There are those of you out there who absolutely hate movies like Crouching Tiger, Hidden Dragon, Hero, and House of Flying Daggers for no other reason than because they include flying Chinamen involved in fantastic fight sequences. If you are one of those people, stop reading now. This review is not for folks with minds closed to the beauty of the martial arts fantasy film. I’m not going to waste my time trying to change your mind. I suppose you could keep reading just to spite me. I don’t care. House of Flying Daggers is a spectacular piece of cinema, and no amount of boorish pooh-poohing is going to rain on my pagoda.
It is the waning years of China’s Tang Dynasty and the place has the same feeling to it as Robin Hood’s England. Corrupt government officials oppress the people under the nose of the emperor whilst a network of outlaw heroes led by one brave soul quietly steal from the rich and give to the poor. This network is known as the House of Flying Daggers. Beloved by the people, they wage an ever intensifying war against the government’s army of highly skilled warriors. The warrior army has recently dealt the House of Flying Daggers a major blow by assassinating their leader, setting the stage for a massively vengeful response.
Unwilling to rest on their laurels, two captains of the Chinese army, Jin and Leo, mount a daring plan to worm their way into the very heart of the House and destroy it from within. In a staged jailbreak, Jin pretends to rescue Mei, a member of the House of Flying Daggers. A blind girl surprisingly skilled in the martial arts, Mei is suspected to be the daughter of the House’s recently assassinated leader. Jin sets out to seduce Mei and win her trust while returning her to her people, hoping to gain access to the House’s inner circle. Leo warns Jin not to fall for the beautiful Mei, but all three quickly find themselves unprepared for what lies along their chosen paths.
House of Flying Daggers is a masterful intermingling of romance, action, drama, dance and martial arts; bound in a cloak of secrecy and twists; woven together with silk and steel, blood and bamboo.
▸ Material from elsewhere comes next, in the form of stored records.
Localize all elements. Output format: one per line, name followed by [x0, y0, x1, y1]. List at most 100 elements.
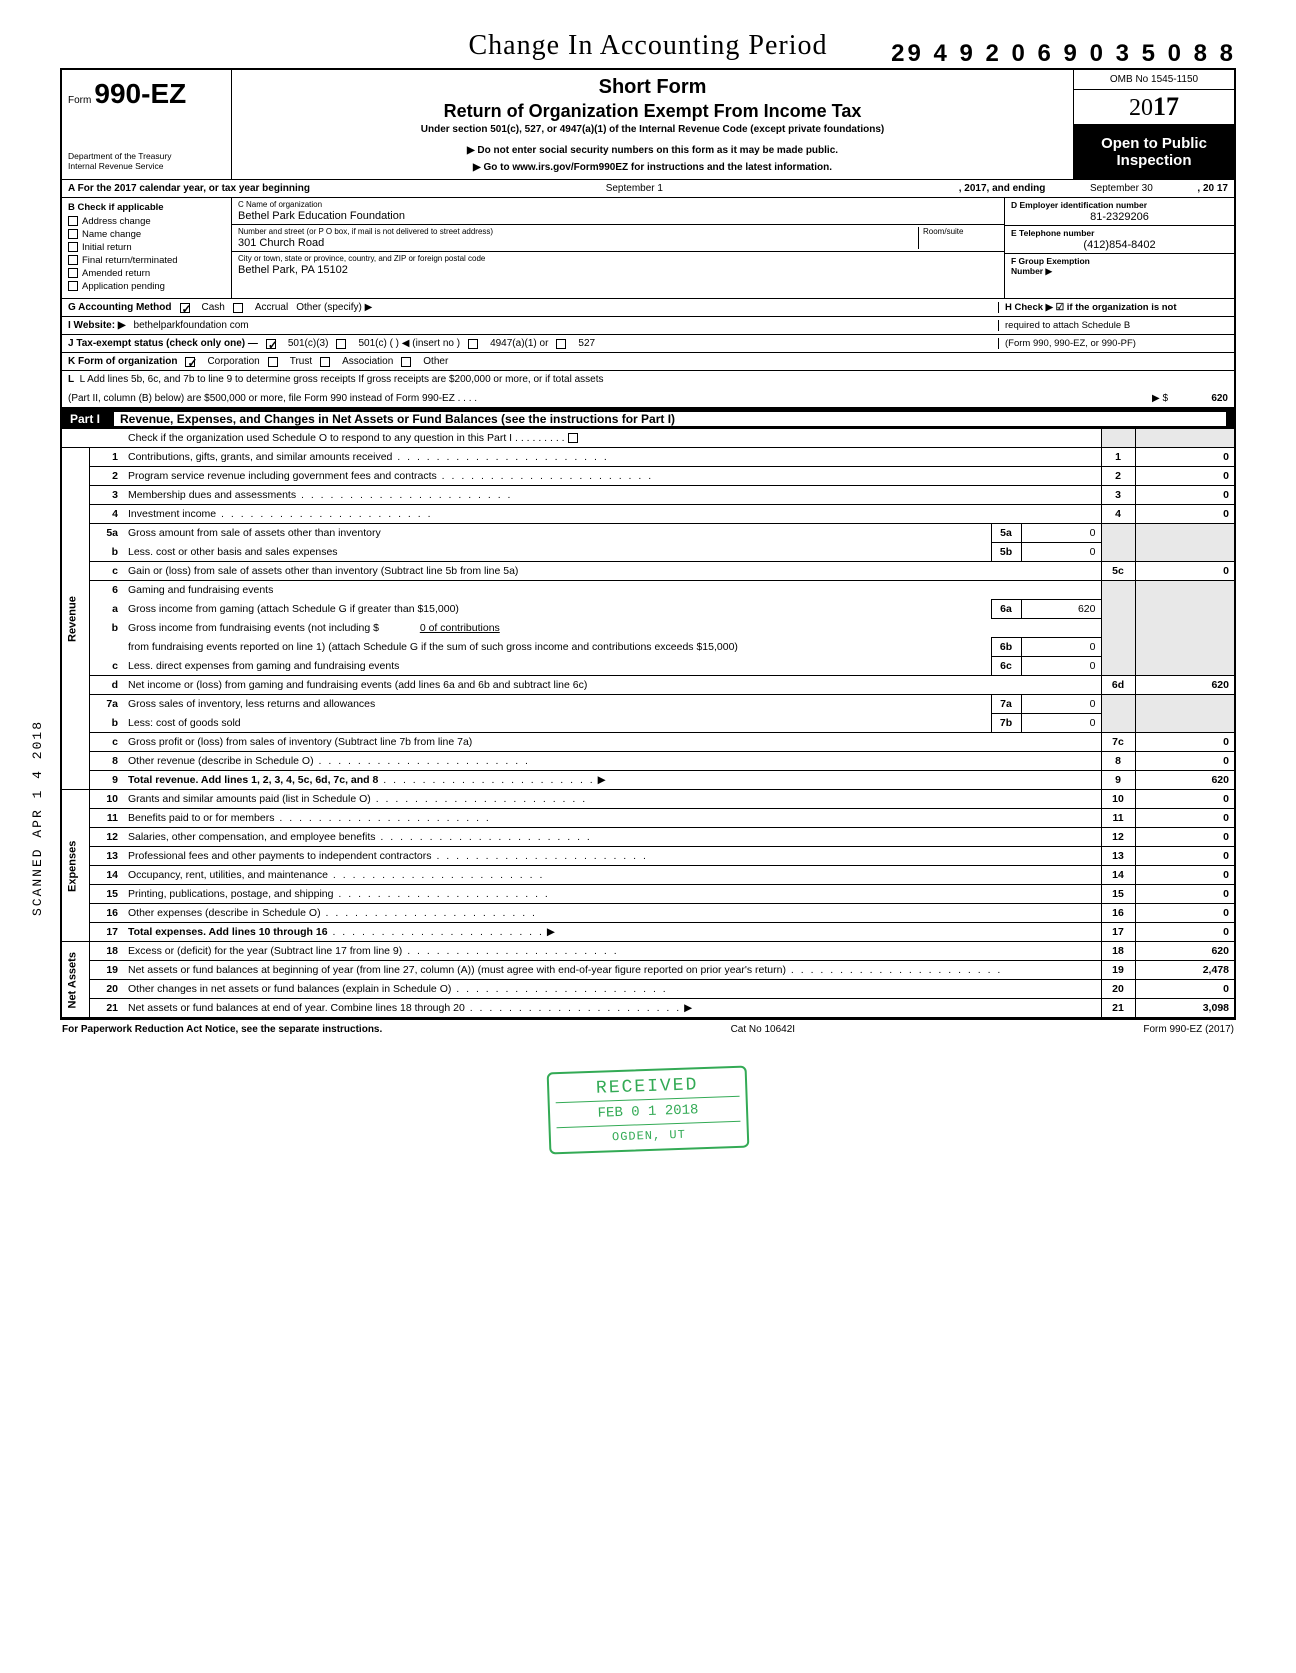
part-i-bar: Part I Revenue, Expenses, and Changes in…	[60, 407, 1236, 429]
line-6a-desc: Gross income from gaming (attach Schedul…	[128, 603, 459, 615]
i-label: I Website: ▶	[68, 320, 126, 331]
line-6b-mid: 0 of contributions	[420, 622, 500, 634]
line-19-val: 2,478	[1135, 961, 1235, 980]
side-expenses: Expenses	[61, 790, 89, 942]
line-6b-val: 0	[1021, 638, 1101, 657]
check-name-change[interactable]: Name change	[68, 229, 225, 240]
check-amended-return[interactable]: Amended return	[68, 268, 225, 279]
footer-right: Form 990-EZ (2017)	[1143, 1024, 1234, 1035]
side-revenue: Revenue	[61, 448, 89, 790]
line-5a-val: 0	[1021, 524, 1101, 543]
stamp-received: RECEIVED	[555, 1074, 740, 1103]
check-501c[interactable]	[336, 339, 346, 349]
line-5b-desc: Less. cost or other basis and sales expe…	[128, 546, 338, 558]
addr-label: Number and street (or P O box, if mail i…	[238, 227, 918, 236]
line-a-end: September 30	[1051, 183, 1191, 194]
addr-value: 301 Church Road	[238, 236, 918, 249]
check-501c3[interactable]	[266, 339, 276, 349]
org-name: Bethel Park Education Foundation	[238, 209, 998, 222]
checks-b-header: B Check if applicable	[68, 202, 225, 213]
line-6-desc: Gaming and fundraising events	[128, 584, 273, 596]
line-5b-val: 0	[1021, 543, 1101, 562]
website-value: bethelparkfoundation com	[134, 320, 249, 331]
line-7c-desc: Gross profit or (loss) from sales of inv…	[128, 736, 472, 748]
check-trust[interactable]	[268, 357, 278, 367]
l-value: 620	[1168, 393, 1228, 404]
line-8-desc: Other revenue (describe in Schedule O)	[128, 755, 314, 767]
row-i: I Website: ▶ bethelparkfoundation com re…	[62, 317, 1234, 335]
stamp-date: FEB 0 1 2018	[556, 1101, 741, 1128]
line-21-val: 3,098	[1135, 999, 1235, 1019]
line-20-desc: Other changes in net assets or fund bala…	[128, 983, 451, 995]
line-6c-desc: Less. direct expenses from gaming and fu…	[128, 660, 399, 672]
h3-text: (Form 990, 990-EZ, or 990-PF)	[998, 338, 1228, 349]
check-final-return[interactable]: Final return/terminated	[68, 255, 225, 266]
entity-mid: C Name of organization Bethel Park Educa…	[232, 198, 1004, 298]
line-5a-desc: Gross amount from sale of assets other t…	[128, 527, 381, 539]
line-6c-val: 0	[1021, 657, 1101, 676]
top-scan-number: 29 4 9 2 0 6 9 0 3 5 0 8 8	[891, 40, 1236, 68]
tax-year: 2017	[1074, 90, 1234, 125]
form-label: Form	[68, 95, 91, 106]
line-6d-val: 620	[1135, 676, 1235, 695]
line-14-desc: Occupancy, rent, utilities, and maintena…	[128, 869, 328, 881]
check-schedule-o: Check if the organization used Schedule …	[123, 429, 1101, 448]
check-4947[interactable]	[468, 339, 478, 349]
line-7a-desc: Gross sales of inventory, less returns a…	[128, 698, 375, 710]
line-10-val: 0	[1135, 790, 1235, 809]
line-12-val: 0	[1135, 828, 1235, 847]
line-7b-val: 0	[1021, 714, 1101, 733]
line-10-desc: Grants and similar amounts paid (list in…	[128, 793, 371, 805]
check-address-change[interactable]: Address change	[68, 216, 225, 227]
line-3-desc: Membership dues and assessments	[128, 489, 296, 501]
line-14-val: 0	[1135, 866, 1235, 885]
right-header: OMB No 1545-1150 2017 Open to Public Ins…	[1074, 70, 1234, 179]
line-a-begin: September 1	[316, 183, 953, 194]
footer-mid: Cat No 10642I	[731, 1024, 796, 1035]
line-5c-val: 0	[1135, 562, 1235, 581]
line-8-val: 0	[1135, 752, 1235, 771]
line-a-year: , 20 17	[1197, 183, 1228, 194]
phone-value: (412)854-8402	[1011, 238, 1228, 251]
line-1-desc: Contributions, gifts, grants, and simila…	[128, 451, 392, 463]
check-other-org[interactable]	[401, 357, 411, 367]
check-527[interactable]	[556, 339, 566, 349]
line-2-val: 0	[1135, 467, 1235, 486]
line-a-label: A For the 2017 calendar year, or tax yea…	[68, 183, 310, 194]
row-g-h: G Accounting Method Cash Accrual Other (…	[62, 299, 1234, 317]
under-section: Under section 501(c), 527, or 4947(a)(1)…	[242, 124, 1063, 135]
k-label: K Form of organization	[68, 356, 177, 367]
line-2-desc: Program service revenue including govern…	[128, 470, 437, 482]
check-initial-return[interactable]: Initial return	[68, 242, 225, 253]
footer-row: For Paperwork Reduction Act Notice, see …	[60, 1019, 1236, 1039]
check-cash[interactable]	[180, 303, 190, 313]
part-title: Revenue, Expenses, and Changes in Net As…	[114, 412, 1226, 426]
line-7c-val: 0	[1135, 733, 1235, 752]
check-accrual[interactable]	[233, 303, 243, 313]
check-corporation[interactable]	[185, 357, 195, 367]
f-label: F Group Exemption Number ▶	[1011, 256, 1228, 277]
line-11-desc: Benefits paid to or for members	[128, 812, 274, 824]
room-label: Room/suite	[923, 227, 998, 236]
row-k: K Form of organization Corporation Trust…	[62, 353, 1234, 371]
line-11-val: 0	[1135, 809, 1235, 828]
line-13-desc: Professional fees and other payments to …	[128, 850, 432, 862]
line-15-val: 0	[1135, 885, 1235, 904]
line-12-desc: Salaries, other compensation, and employ…	[128, 831, 375, 843]
open-line2: Inspection	[1076, 152, 1232, 169]
dept-treasury: Department of the Treasury Internal Reve…	[68, 152, 225, 171]
city-label: City or town, state or province, country…	[238, 254, 998, 263]
check-part-i-schedo[interactable]	[568, 433, 578, 443]
stamp-ogden: OGDEN, UT	[557, 1126, 741, 1146]
e-label: E Telephone number	[1011, 228, 1228, 238]
line-15-desc: Printing, publications, postage, and shi…	[128, 888, 333, 900]
line-6b-pre: Gross income from fundraising events (no…	[128, 622, 379, 634]
check-application-pending[interactable]: Application pending	[68, 281, 225, 292]
line-7b-desc: Less: cost of goods sold	[128, 717, 241, 729]
line-16-val: 0	[1135, 904, 1235, 923]
lines-table: Check if the organization used Schedule …	[60, 429, 1236, 1019]
side-netassets: Net Assets	[61, 942, 89, 1019]
check-association[interactable]	[320, 357, 330, 367]
line-18-desc: Excess or (deficit) for the year (Subtra…	[128, 945, 402, 957]
line-4-val: 0	[1135, 505, 1235, 524]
With a delicate violence the film’s creators have fashioned an unexpectedly beautiful but tragic love story in the midst of a stunningly choreographed battle of wills. The eloquent and fantastic fight sequences are perfectly balanced with moving moments of drama and intrigue, all set against some of the most beautiful locations (both invented and real) that the world has to offer.
Detail is what makes the film so breathtaking. Everything from the actors’ nuanced performances, photography of the fight sequences, exquisite costumes, and the constantly twisting storyline has been paid painstaking attention to achieve the exact effect desired. Director Yimou Zhang has crafted an elegant story into one of the decade’s most commanding pieces of cinema.
I’ll be the first to admit that many western watchers may have a hard time with House of Flying Daggers. Its stylized action and rhythmic pacing can be distracting to viewers not used to this particular approach to storytelling. Despite that, I can’t encourage you strongly enough to try and see past those disruptions (if they indeed bother you) and enjoy the story for what it is: a fantastical journey of love and battle through an ancient world of beauty and honor.
The DVD release for House of Flying Daggers is a mixed bag of interesting bonuses and painfully awful accessories. There are so many things that could be explored in such a multi-faceted project, but much of it goes untouched. Worst of all, anyone not ready to read their way through the entire disc is just plain out of luck.
For folks who hate to read subtitles, there is an English dub-over, but the quality reminds me of the horrible voice-acting on those cheesy black and white kung-fu movies I had to endure as a kid early Saturday mornings while waiting for my cartoons to start. The movie is best enjoyed with the original Mandarin Chinese dialogue with subtitles. My apologies to those who don’t like to read, but the English dub absolutely destroys the entire show.
The only truly redeeming extra is the commentary provided by director Yimou Zhang and actress Zhang Ziyi. The two are completely candid and conversational as they talk their way through the film, sharing interesting insights into the intriguing story line and fascinating information about the process of creating the film. Their humorous dialogue about the nature of love scenes in movies and mini-debate over the nature of movie’s finale are particular gems. Of course, the entire commentary is in Chinese but English subtitles are provided.
The feature that takes you behind the scenes of the making of the film feels more like a 45 minute commercial than a documentary. Carnival-barker style voiceovers and an inordinate amount of time spent watching the actors pose for celebrity shots left me feeling a little cheated. Too little time was spent looking at the film’s beautiful costume designs, complex fight choreography and other artistic elements. In case you hadn’t guessed by now, it’s all in Chinese with English subtitles.
There are a handful of other short, but enjoyable goodies. The still galleries are actual play-through features complete with fades and background music. I usually hate scrolling through such galleries, but in this package they’re a pleasant slide-show style experience. All in all, the parcel makes for a rent-me recommendation of a must-see film.